Dites-le, imaginez-le et regardez-le prendre forme. C’est l’idée qui sous-tend un nouveau système du MIT capable de transformer de simples mots en objets réels et utilisables.
Des chercheurs du MIT ont mis au point un système d’assemblage robotique piloté par l’IA qui permet de concevoir et de fabriquer des objets physiques simplement en les décrivant en langage courant.
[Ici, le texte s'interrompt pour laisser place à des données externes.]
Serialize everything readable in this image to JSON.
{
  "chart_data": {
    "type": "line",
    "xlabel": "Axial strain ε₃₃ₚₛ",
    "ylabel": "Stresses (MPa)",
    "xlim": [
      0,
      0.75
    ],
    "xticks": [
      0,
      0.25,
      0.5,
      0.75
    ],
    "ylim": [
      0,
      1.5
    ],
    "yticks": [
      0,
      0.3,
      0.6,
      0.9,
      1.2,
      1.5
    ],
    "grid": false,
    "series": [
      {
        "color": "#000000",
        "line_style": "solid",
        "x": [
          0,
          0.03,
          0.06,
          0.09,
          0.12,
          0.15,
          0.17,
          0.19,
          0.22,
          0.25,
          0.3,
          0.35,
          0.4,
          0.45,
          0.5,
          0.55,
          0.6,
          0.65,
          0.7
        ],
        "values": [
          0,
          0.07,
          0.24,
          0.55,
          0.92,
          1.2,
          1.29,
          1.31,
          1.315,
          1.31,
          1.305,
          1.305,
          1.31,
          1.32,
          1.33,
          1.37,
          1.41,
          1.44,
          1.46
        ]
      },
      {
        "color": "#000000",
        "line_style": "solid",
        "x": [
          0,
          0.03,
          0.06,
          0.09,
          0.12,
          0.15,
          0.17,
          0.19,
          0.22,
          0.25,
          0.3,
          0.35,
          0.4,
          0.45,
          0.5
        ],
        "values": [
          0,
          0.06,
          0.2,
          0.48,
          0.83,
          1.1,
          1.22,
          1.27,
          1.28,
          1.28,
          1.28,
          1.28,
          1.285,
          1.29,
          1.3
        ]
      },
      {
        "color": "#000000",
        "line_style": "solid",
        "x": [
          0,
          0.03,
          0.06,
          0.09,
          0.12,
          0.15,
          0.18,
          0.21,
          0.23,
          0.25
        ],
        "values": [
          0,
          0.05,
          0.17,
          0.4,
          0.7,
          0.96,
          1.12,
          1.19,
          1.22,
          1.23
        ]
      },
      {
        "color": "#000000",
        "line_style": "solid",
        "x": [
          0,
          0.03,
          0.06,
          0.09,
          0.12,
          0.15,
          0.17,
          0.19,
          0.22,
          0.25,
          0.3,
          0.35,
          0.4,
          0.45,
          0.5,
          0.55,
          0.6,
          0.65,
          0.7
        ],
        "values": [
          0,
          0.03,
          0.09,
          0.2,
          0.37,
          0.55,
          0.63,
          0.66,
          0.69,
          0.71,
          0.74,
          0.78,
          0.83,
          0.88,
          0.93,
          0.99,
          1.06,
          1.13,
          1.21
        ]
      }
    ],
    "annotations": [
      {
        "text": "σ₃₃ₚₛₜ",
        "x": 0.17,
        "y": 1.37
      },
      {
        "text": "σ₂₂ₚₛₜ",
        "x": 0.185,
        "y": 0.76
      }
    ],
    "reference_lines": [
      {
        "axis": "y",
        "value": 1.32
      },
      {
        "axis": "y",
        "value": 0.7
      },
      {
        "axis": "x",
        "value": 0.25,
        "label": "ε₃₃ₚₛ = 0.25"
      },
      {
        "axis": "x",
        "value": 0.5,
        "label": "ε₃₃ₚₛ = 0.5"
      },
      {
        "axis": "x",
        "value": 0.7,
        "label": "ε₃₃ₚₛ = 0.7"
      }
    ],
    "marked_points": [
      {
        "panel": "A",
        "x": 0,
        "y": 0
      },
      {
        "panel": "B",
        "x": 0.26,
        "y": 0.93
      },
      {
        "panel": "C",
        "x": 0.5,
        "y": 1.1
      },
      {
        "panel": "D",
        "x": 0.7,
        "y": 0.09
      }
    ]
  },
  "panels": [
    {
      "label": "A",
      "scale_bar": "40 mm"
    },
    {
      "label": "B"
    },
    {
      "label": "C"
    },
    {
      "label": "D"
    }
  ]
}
Plutôt que d’apprendre à utiliser des outils complexes de conception assistée par ordinateur (CAO), les utilisateurs peuvent simplement décrire ce qu’ils veulent, comme une lampe ou une étagère, et le système s’occupe du reste.
Le projet combine l’IA générative et l’assemblage robotique pour accélérer la conception et la rendre plus accessible, en particulier aux personnes sans formation technique.
Comment fonctionne le système
Le processus commence par une instruction écrite ou orale, comme « fabrique-moi une chaise ». À partir de là, un modèle d’IA générative crée une version numérique en 3D de l’objet. Un second modèle d’IA analyse ensuite la forme et la fonction de l’objet et détermine où chaque pièce doit être placée en fonction de l’usage prévu.
Le système s’appuie sur deux types de pièces préfabriquées : des éléments structurels et des panneaux. Un modèle de vision et de langage (VLM) analyse la géométrie de l’objet et détermine où des panneaux sont nécessaires, par exemple pour l’assise ou le dossier d’une chaise. Une fois la conception finalisée, un système robotique assemble automatiquement l’objet.
« Tôt ou tard, nous voulons pouvoir communiquer et parler à un robot et à un système d’IA de la même manière que nous nous parlons pour fabriquer des choses ensemble. Notre système constitue une première étape vers cet avenir », a déclaré Alex Kyaw, auteur principal de l’étude.
Les humains gardent le contrôle
Contrairement aux systèmes entièrement automatisés, les utilisateurs restent impliqués tout au long du processus de conception. Ils peuvent donner leur avis et affiner l’objet au fur et à mesure qu’il prend forme, afin d’orienter l’IA selon leurs préférences personnelles.
« L’espace de conception est très vaste, nous le réduisons donc grâce aux retours des utilisateurs. Nous pensons que c’est la meilleure façon de procéder, car les préférences varient d’une personne à l’autre et il serait impossible de créer un modèle idéalisé pour tout le monde », a déclaré Kyaw.
Richa Gupta, coauteure de l’article, a ajouté que « le processus avec l’humain dans la boucle permet aux utilisateurs d’orienter les modèles conçus par l’IA et de s’approprier le résultat final ».
Si le système actuel se concentre sur des objets simples composés de plusieurs pièces, les chercheurs estiment que cette architecture pourrait à terme être utilisée pour des conceptions plus complexes, notamment des éléments architecturaux ou des composants aérospatiaux. À long terme, cette technologie pourrait permettre de fabriquer localement des meubles ou d’autres objets, plutôt que d’expédier des produits encombrants depuis des usines.
« Nous espérons réduire considérablement les obstacles à l’accès aux outils de conception. Nous avons montré qu’il était possible d’utiliser l’IA générative et la robotique pour transformer rapidement et durablement des idées en objets physiques, de manière accessible », a déclaré Randall Davis, auteur principal de l’étude.